Сияющий зимний пейзаж и зимний сон контрастно сменяют череду смертей и темных мученических житий, дошедших из глубины веков. Как и другие вещие сны и предзнаменования, этот сон грозит Анне гибелью («сорвалась в пропасть»), но он исполнен света и красок («утренними зорями», «зеркальными, в радужных кольцах, солнцами», «слепящее ледяное солнце», «на солнце», «по белому полю», «золотисто-белый цвет лица», «тонкий румянец», «глаза синие»), которые под знаком смерти разгораются еще ярче. Контрастно вводятся в текст и весенние картины, поскольку весна наступает сразу после объявления о смерти Анны:
Пятнадцати лет отроду, в ту самую пору, когда надлежит девушке стать невестою, Анна покинула мир.
Весна в тот год пришла ранняя и жаркая (4; 364).
И хотя говорится о той весне, когда Анна была жива, когда от солнца «пылало» ее лицо, румянились щеки, уже невозможно отвлечься от мысли о смерти, весна изначально обозначена как последняя, вечная, «несрочная». Оживающая весенняя природа и земная благодать парадоксально аккомпанирует у Бунина истории о гибнущей красоте, об умирающей стране, но трудно сказать, однако, что пересиливает в историософии Бунина: жизнь или смерть, христианские жертвенность и Воскресение или языческий всесокрушающий огонь и смрадное тление, уничтожение всего живого или возрождение. Гораздо важнее, что бунинский текст обозначает тесную сплетенность этих противоположных начал, их трагическую и чарующую слитность, неотделяемость друг от друга, замкнутый круг, где невозможно провести границу между жертвенностью и надругательством, внутренним и внешним, природно-естественно-животным и человеческим.
Исторические аллюзии («Огнь пожирающий», «Богиня Разума»)
Вернемся к рассказу «Огнь пожирающий», который несколько напоминает «Аглаю» и сюжетным решением (смерть, застигающая героиню в самом расцвете ее красоты и молодости), и трагическим сплавом христианского и нехристианского. Правда, сюжет до неузнаваемости преображается из-за смены старинного русского антуража на современный парижский. В «Аглае», несмотря на то, что рассказ несет в себе довольно ощутимый заряд сложной бунинской историософии, повествование строится так, что совсем не чувствуются лирический, «авторский» план и голос. Авторское лишь немного приоткрывает житийная библиотека Катерины, отдельные мотивы и детали рассказа, но в целом текст создает иллюзию саморазвития без помощи авторского «я», событий вне рассказчика, в историческом времени, для чего Бунину и понадобился монтаж нескольких временных планов, разбитых многократными сообщениями о смерти главной героини. Кроме того, обобщению и «объективации» способствовал, конечно, всегдашний бунинский мотив молвы. В «Огне пожирающем» повествование ведется от первого лица, непосредственно в сюжете рассказчик не участвует, он, как Ивлев в «Грамматике любви», лишь описывает увиденное, пропуская его сквозь призму своего сознания. Исходя из текста, нельзя понять, какие отношения связывают повествователя с хозяйкой дома в Сен-Жерменском предместье; во французской или русской среде происходит описанный эпизод; что послужило причиной неожиданного завещания героини, и была ли вообще такая причина. В центре рассказа оказываются не отношения героев, а кладбище Пер-Лашез и процесс кремирования.

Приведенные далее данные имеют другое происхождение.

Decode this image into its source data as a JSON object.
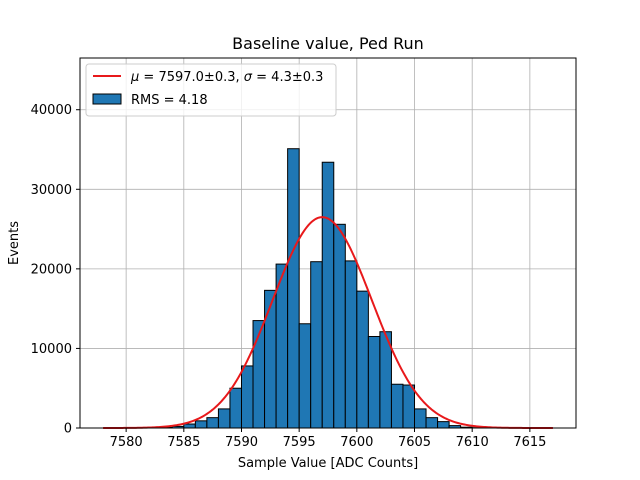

Исторические коннотации «Огня…» менее очевидны, чем исторические коннотации «Аглаи», но они есть. Кремация, похоронный обряд, лишенный сакрального смысла – это своего рода набросок «геенны огненной», лицезреть которую можно уже на земле: «Бога здесь не было, и существование и символы его здесь отрицались. Совы пучили слепые глаза только с бессмысленным удивлением, траур занавеса говорил только о смерти» (5; 116). Церемониальность, заменившая сакральное значение похоронного обряда, наводящая на мысль о «дьявольской» природе революции и цивилизации, стала для Бунина отдельной темой еще раньше, в «Окаянных днях», где писатель, конечно, не мог пройти мимо большевистских похорон:
По Дерибасовской или движется огромная толпа, сопровождающая для развлечения гроб какого-нибудь жулика, выдаваемого непременно за «павшего борца» (лежит в красном гробу, а впереди оркестры и сотни красных и черных знамен), или чернеют кучки играющих на гармонях, пляшущих и вскрикивающих:
Эй, яблочко,
Куда котишься! [233];
Я видел Марсово Поле, на котором только что совершили, как некое традиционное жертвоприношение революции, комедию похорон будто бы павших за свободу героев. Что нужды, что это было, собственно, издевательство над мертвыми, что они были лишены честного христианского погребения, заколочены в гроба почему-то красные и противоестественно закопаны в самом центре города живых! [234].